About four years ago a friend of mine on Facebook posted an article on a controversial political topic. The article was a little older than the research I’d read more recently on the topic. I asked her if she read the latest. I didn’t ask her because I disagreed with her. I asked her because from what I remembered, back when we went to college, we were pretty darn good friends and I was interested in her updated opinion given the new research. She was smart. So her response was surprising. She snapped at me, accused me of trying to troll her feed, accused me of trying to make her look stupid, and told me to keep my opinions on my own Facebook page.
Then she unfriended me.
I think it was the first time that I’ve been officially and loudly unfriended by anyone on Facebook. I wasn’t heartbroken, not nearly so. Surprised, maybe. A little stung? Because my intention was genuinely to ask if she’d seen the latest, not to find the parts of her post I disagreed with to start a fight.

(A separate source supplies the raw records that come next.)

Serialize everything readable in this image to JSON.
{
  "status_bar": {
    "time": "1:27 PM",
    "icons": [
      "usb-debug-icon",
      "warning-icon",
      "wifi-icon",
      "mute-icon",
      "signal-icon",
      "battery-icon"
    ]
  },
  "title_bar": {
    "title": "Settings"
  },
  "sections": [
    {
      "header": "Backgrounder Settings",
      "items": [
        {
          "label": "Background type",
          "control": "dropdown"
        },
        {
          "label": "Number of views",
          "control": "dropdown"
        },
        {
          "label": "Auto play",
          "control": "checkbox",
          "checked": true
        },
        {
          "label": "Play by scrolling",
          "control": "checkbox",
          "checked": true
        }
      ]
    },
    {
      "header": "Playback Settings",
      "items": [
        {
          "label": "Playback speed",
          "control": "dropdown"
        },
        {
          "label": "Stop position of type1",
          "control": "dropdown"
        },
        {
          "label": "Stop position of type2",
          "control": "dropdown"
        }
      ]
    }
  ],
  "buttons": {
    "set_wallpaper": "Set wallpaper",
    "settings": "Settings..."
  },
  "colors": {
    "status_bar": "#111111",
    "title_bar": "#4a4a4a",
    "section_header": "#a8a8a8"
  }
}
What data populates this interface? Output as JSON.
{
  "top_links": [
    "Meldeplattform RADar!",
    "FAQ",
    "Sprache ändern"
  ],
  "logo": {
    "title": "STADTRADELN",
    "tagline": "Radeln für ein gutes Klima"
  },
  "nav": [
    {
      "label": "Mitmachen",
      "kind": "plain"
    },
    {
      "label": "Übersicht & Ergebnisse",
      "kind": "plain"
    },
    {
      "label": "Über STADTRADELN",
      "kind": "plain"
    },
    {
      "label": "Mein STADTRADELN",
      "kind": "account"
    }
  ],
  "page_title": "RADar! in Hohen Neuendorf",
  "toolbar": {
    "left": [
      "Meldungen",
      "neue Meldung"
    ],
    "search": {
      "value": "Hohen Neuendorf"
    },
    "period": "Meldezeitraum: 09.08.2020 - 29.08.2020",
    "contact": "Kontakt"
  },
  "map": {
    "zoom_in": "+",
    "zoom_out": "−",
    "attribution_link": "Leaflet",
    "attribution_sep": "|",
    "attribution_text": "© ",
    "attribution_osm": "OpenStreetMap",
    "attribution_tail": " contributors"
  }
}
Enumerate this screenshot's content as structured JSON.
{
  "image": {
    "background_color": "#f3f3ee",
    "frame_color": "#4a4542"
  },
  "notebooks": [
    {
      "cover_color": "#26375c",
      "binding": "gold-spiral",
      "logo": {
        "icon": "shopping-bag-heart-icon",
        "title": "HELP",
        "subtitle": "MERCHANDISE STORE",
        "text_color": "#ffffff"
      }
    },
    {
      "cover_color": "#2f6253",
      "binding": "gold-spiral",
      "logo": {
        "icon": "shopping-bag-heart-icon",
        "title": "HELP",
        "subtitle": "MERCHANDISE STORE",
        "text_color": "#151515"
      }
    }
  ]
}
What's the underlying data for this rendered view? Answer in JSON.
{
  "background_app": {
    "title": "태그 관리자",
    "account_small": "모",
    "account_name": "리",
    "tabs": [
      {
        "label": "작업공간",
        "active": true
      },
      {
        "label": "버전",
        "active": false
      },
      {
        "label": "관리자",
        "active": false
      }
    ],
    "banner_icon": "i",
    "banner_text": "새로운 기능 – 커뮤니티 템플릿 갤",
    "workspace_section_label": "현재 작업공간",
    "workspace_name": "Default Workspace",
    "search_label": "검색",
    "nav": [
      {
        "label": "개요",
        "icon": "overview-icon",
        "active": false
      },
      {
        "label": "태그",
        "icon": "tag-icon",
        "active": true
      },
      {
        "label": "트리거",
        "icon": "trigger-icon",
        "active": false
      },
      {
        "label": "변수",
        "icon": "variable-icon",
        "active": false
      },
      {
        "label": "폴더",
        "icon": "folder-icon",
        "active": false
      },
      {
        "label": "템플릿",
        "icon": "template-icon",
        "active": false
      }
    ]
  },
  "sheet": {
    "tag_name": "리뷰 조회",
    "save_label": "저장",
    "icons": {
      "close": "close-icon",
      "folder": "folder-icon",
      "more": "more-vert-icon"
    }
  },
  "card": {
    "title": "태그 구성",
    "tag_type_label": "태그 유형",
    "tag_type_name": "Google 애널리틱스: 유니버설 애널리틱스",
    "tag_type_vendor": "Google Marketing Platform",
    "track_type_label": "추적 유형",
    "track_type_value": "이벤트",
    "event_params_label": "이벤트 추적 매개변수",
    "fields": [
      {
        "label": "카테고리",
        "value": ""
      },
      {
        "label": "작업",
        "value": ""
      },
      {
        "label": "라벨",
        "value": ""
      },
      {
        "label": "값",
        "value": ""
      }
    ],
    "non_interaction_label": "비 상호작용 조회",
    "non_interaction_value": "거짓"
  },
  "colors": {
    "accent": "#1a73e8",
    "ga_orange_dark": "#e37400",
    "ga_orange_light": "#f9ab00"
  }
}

And of course, since then, you cannot safely agree or disagree with anyone anywhere about anything on Facebook without the chance you’ll be unfriended (or worse).
For 8 years I have written about Noel on the anniversary of his departure, October 10.
And every year I explain in a blog that he was not a love interest or even a best friend, but rather just a good friend I had in college. We had some hilarious moments and I hold plenty of awesome memories that include him. But after graduation, we didn’t keep in touch. It wasn’t even until he got sick that I knew much about his life after school.
In college, we didn’t have social media. We barely had cell phones. We had parties. We ate lunch together. We walked to classes. We found out where our friends would be from other friends we saw on campus. And selfies required a trip to the photo lab at Walgreens to get the film developed (and to see if we even got ourselves in the picture).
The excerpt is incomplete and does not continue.